Senior Data Engineer - bilingual English

Empresa: HAYS
Provincia: Madrid
Población:  Madrid, Madrid
Descripción: We are looking for a Senior Data Engineer to work on international company growing data business. The successful candidate will leverage his/her experience and skills to onboard new data sources and service new destinations that enhance our products and service and increase our sales revenue.
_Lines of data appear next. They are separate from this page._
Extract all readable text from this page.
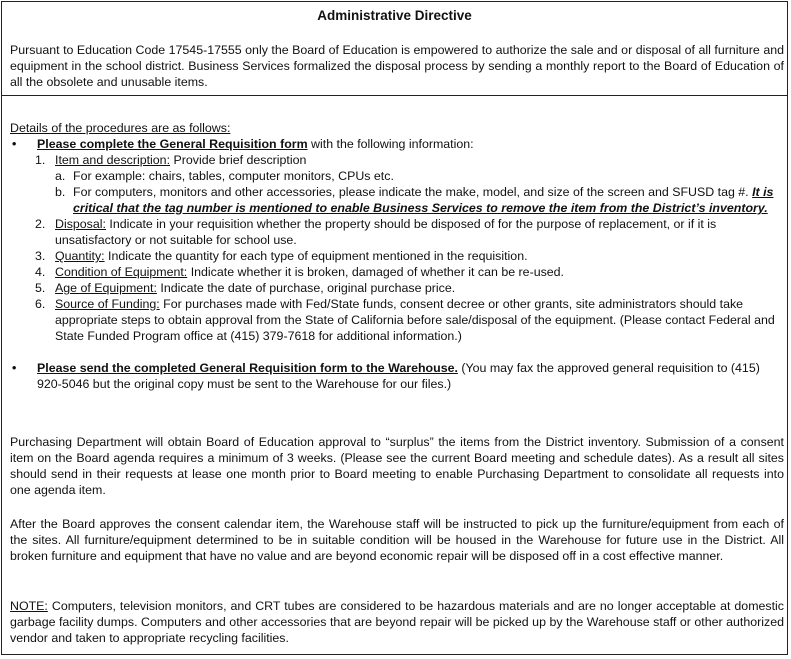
Administrative Directive
Pursuant to Education Code 17545-17555 only the Board of Education is empowered to authorize the sale and or disposal of all furniture and equipment in the school district. Business Services formalized the disposal process by sending a monthly report to the Board of Education of all the obsolete and unusable items.
Details of the procedures are as follows:
• Please complete the General Requisition form with the following information:
1. Item and description: Provide brief description
a. For example: chairs, tables, computer monitors, CPUs etc.
b. For computers, monitors and other accessories, please indicate the make, model, and size of the screen and SFUSD tag #. It is critical that the tag number is mentioned to enable Business Services to remove the item from the District’s inventory.
2. Disposal: Indicate in your requisition whether the property should be disposed of for the purpose of replacement, or if it is unsatisfactory or not suitable for school use.
3. Quantity: Indicate the quantity for each type of equipment mentioned in the requisition.
4. Condition of Equipment: Indicate whether it is broken, damaged of whether it can be re-used.
5. Age of Equipment: Indicate the date of purchase, original purchase price.
6. Source of Funding: For purchases made with Fed/State funds, consent decree or other grants, site administrators should take appropriate steps to obtain approval from the State of California before sale/disposal of the equipment. (Please contact Federal and State Funded Program office at (415) 379-7618 for additional information.)
• Please send the completed General Requisition form to the Warehouse. (You may fax the approved general requisition to (415) 920-5046 but the original copy must be sent to the Warehouse for our files.)
Purchasing Department will obtain Board of Education approval to “surplus” the items from the District inventory. Submission of a consent item on the Board agenda requires a minimum of 3 weeks. (Please see the current Board meeting and schedule dates). As a result all sites should send in their requests at lease one month prior to Board meeting to enable Purchasing Department to consolidate all requests into one agenda item.
After the Board approves the consent calendar item, the Warehouse staff will be instructed to pick up the furniture/equipment from each of the sites. All furniture/equipment determined to be in suitable condition will be housed in the Warehouse for future use in the District. All broken furniture and equipment that have no value and are beyond economic repair will be disposed off in a cost effective manner.
NOTE: Computers, television monitors, and CRT tubes are considered to be hazardous materials and are no longer acceptable at domestic garbage facility dumps. Computers and other accessories that are beyond repair will be picked up by the Warehouse staff or other authorized vendor and taken to appropriate recycling facilities.
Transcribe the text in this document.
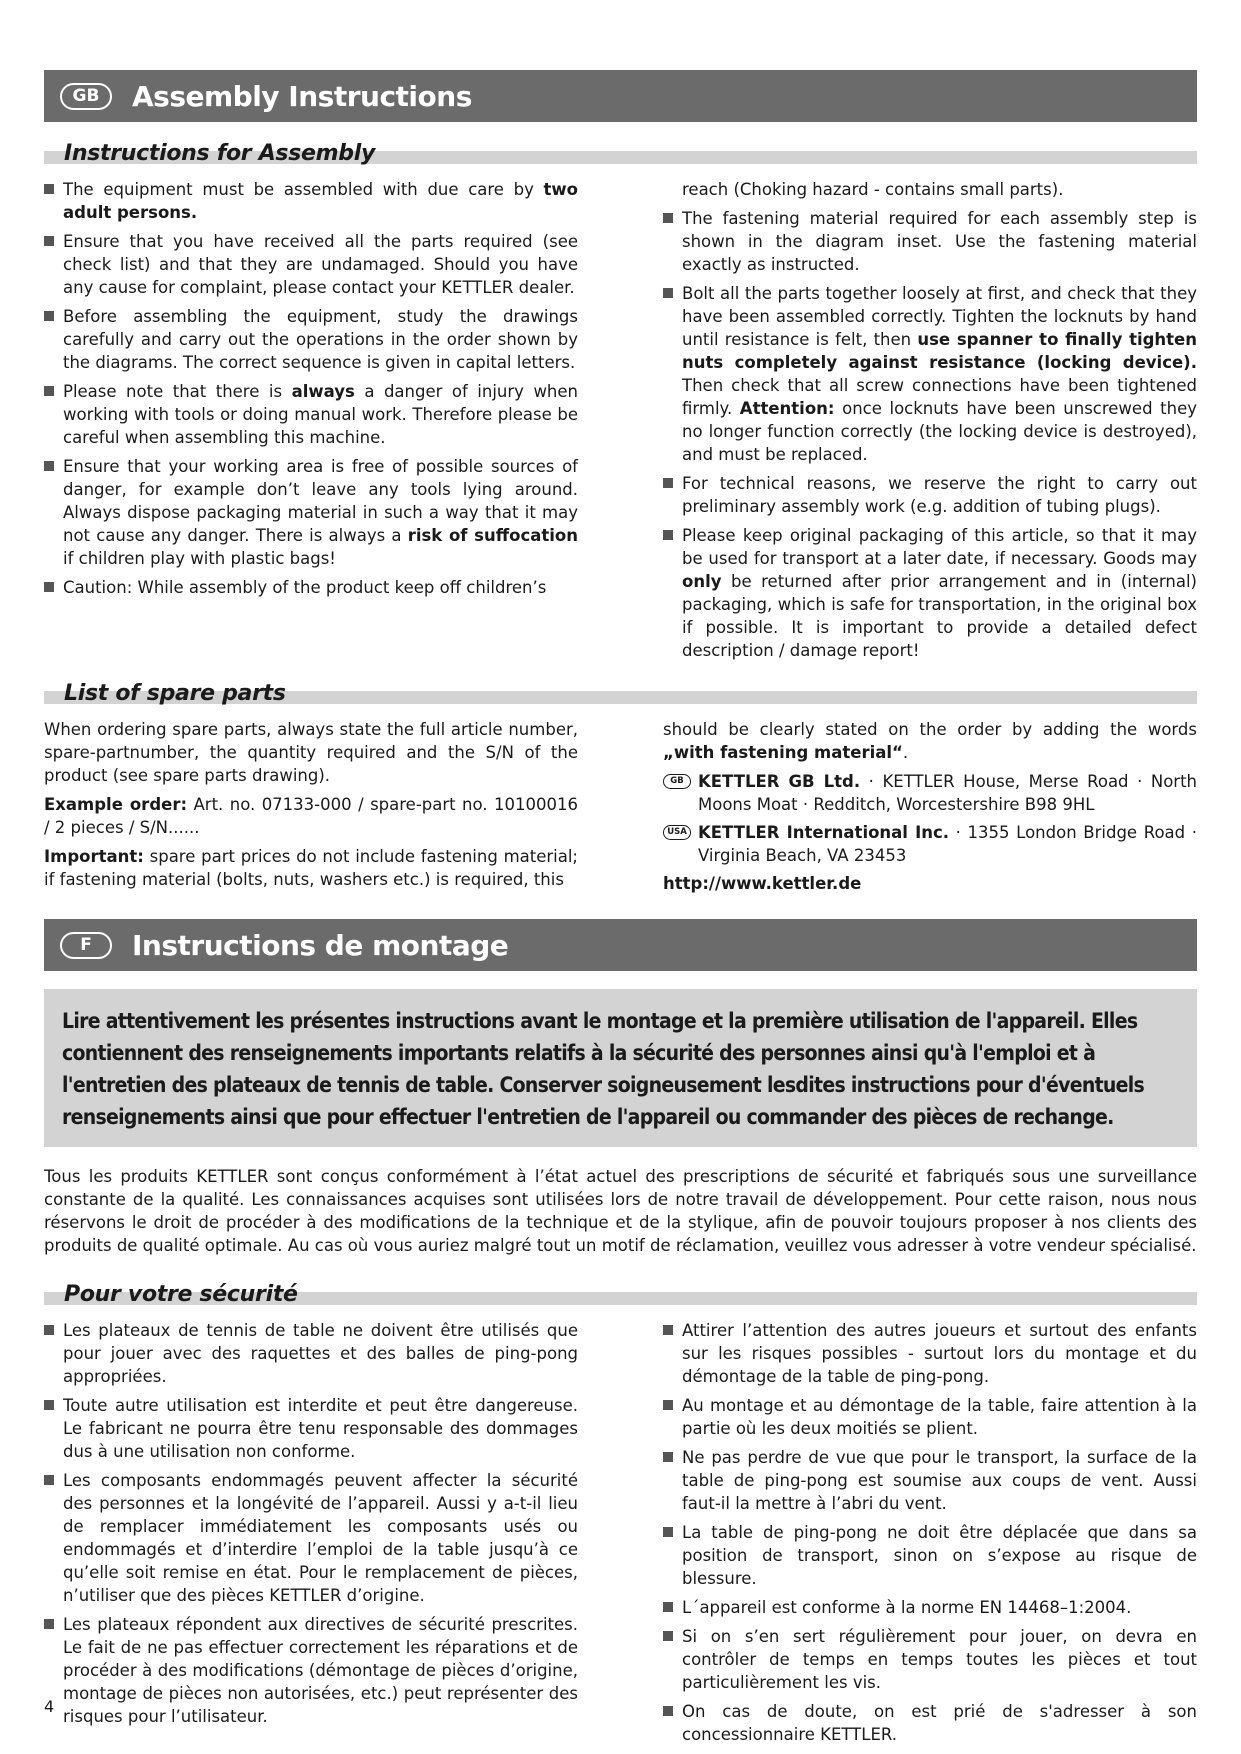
GB	Assembly Instructions
Instructions for Assembly
The equipment must be assembled with due care by two adult persons.
Ensure that you have received all the parts required (see check list) and that they are undamaged. Should you have any cause for complaint, please contact your KETTLER dealer.
Before assembling the equipment, study the drawings carefully and carry out the operations in the order shown by the diagrams. The correct sequence is given in capital letters.
Please note that there is always a danger of injury when working with tools or doing manual work. Therefore please be careful when assembling this machine.
Ensure that your working area is free of possible sources of danger, for example don’t leave any tools lying around. Always dispose packaging material in such a way that it may not cause any danger. There is always a risk of suffocation if children play with plastic bags!
Caution: While assembly of the product keep off children’s
reach (Choking hazard - contains small parts).
The fastening material required for each assembly step is shown in the diagram inset. Use the fastening material exactly as instructed.
Bolt all the parts together loosely at first, and check that they have been assembled correctly. Tighten the locknuts by hand until resistance is felt, then use spanner to finally tighten nuts completely against resistance (locking device). Then check that all screw connections have been tightened firmly. Attention: once locknuts have been unscrewed they no longer function correctly (the locking device is destroyed), and must be replaced.
For technical reasons, we reserve the right to carry out preliminary assembly work (e.g. addition of tubing plugs).
Please keep original packaging of this article, so that it may be used for transport at a later date, if necessary. Goods may only be returned after prior arrangement and in (internal) packaging, which is safe for transportation, in the original box if possible. It is important to provide a detailed defect description / damage report!
List of spare parts

When ordering spare parts, always state the full article number, spare-partnumber, the quantity required and the S/N of the product (see spare parts drawing).

Example order: Art. no. 07133-000 / spare-part no. 10100016 / 2 pieces / S/N......

Important: spare part prices do not include fastening material; if fastening material (bolts, nuts, washers etc.) is required, this

should be clearly stated on the order by adding the words „with fastening material“.

GB KETTLER GB Ltd. · KETTLER House, Merse Road · North Moons Moat · Redditch, Worcestershire B98 9HL
USA KETTLER International Inc. · 1355 London Bridge Road · Virginia Beach, VA 23453

http://www.kettler.de

F	Instructions de montage
Lire attentivement les présentes instructions avant le montage et la première utilisation de l'appareil. Elles contiennent des renseignements importants relatifs à la sécurité des personnes ainsi qu'à l'emploi et à l'entretien des plateaux de tennis de table. Conserver soigneusement lesdites instructions pour d'éventuels renseignements ainsi que pour effectuer l'entretien de l'appareil ou commander des pièces de rechange.
Tous les produits KETTLER sont conçus conformément à l’état actuel des prescriptions de sécurité et fabriqués sous une surveillance constante de la qualité. Les connaissances acquises sont utilisées lors de notre travail de développement. Pour cette raison, nous nous réservons le droit de procéder à des modifications de la technique et de la stylique, afin de pouvoir toujours proposer à nos clients des produits de qualité optimale. Au cas où vous auriez malgré tout un motif de réclamation, veuillez vous adresser à votre vendeur spécialisé.
Pour votre sécurité
Les plateaux de tennis de table ne doivent être utilisés que pour jouer avec des raquettes et des balles de ping-pong appropriées.
Toute autre utilisation est interdite et peut être dangereuse. Le fabricant ne pourra être tenu responsable des dommages dus à une utilisation non conforme.
Les composants endommagés peuvent affecter la sécurité des personnes et la longévité de l’appareil. Aussi y a-t-il lieu de remplacer immédiatement les composants usés ou endommagés et d’interdire l’emploi de la table jusqu’à ce qu’elle soit remise en état. Pour le remplacement de pièces, n’utiliser que des pièces KETTLER d’origine.
Les plateaux répondent aux directives de sécurité prescrites. Le fait de ne pas effectuer correctement les réparations et de procéder à des modifications (démontage de pièces d’origine, montage de pièces non autorisées, etc.) peut représenter des risques pour l’utilisateur.
Attirer l’attention des autres joueurs et surtout des enfants sur les risques possibles - surtout lors du montage et du démontage de la table de ping-pong.
Au montage et au démontage de la table, faire attention à la partie où les deux moitiés se plient.
Ne pas perdre de vue que pour le transport, la surface de la table de ping-pong est soumise aux coups de vent. Aussi faut-il la mettre à l’abri du vent.
La table de ping-pong ne doit être déplacée que dans sa position de transport, sinon on s’expose au risque de blessure.
L´appareil est conforme à la norme EN 14468–1:2004.
Si on s’en sert régulièrement pour jouer, on devra en contrôler de temps en temps toutes les pièces et tout particulièrement les vis.
On cas de doute, on est prié de s'adresser à son concessionnaire KETTLER.
4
This position requires a creative, logical, and self-driven person with high standards for quality and attention to detail, capable of taking responsibility and accountability for actions and time management.

Builds large-scale batch data pipelines
Leverages best practices in continuous integration and delivery
Drives optimization, testing and tooling to improve data quality
Interprets business requirements into technical requirements and executes
Enhances the ETL codebase for added efficiency and capacity.
Develops, recommends and implements process and procedure changes to systematically improve data integrity.
Analyzes data sets, builds visualizations and develops dashboards to inform internal and external clients.
Designs, creates and manages processes to prepare both static and streaming data for use in machine learning algorithms

We work as a distributed engineering team using agile methodologies such as Kanban/Scrum.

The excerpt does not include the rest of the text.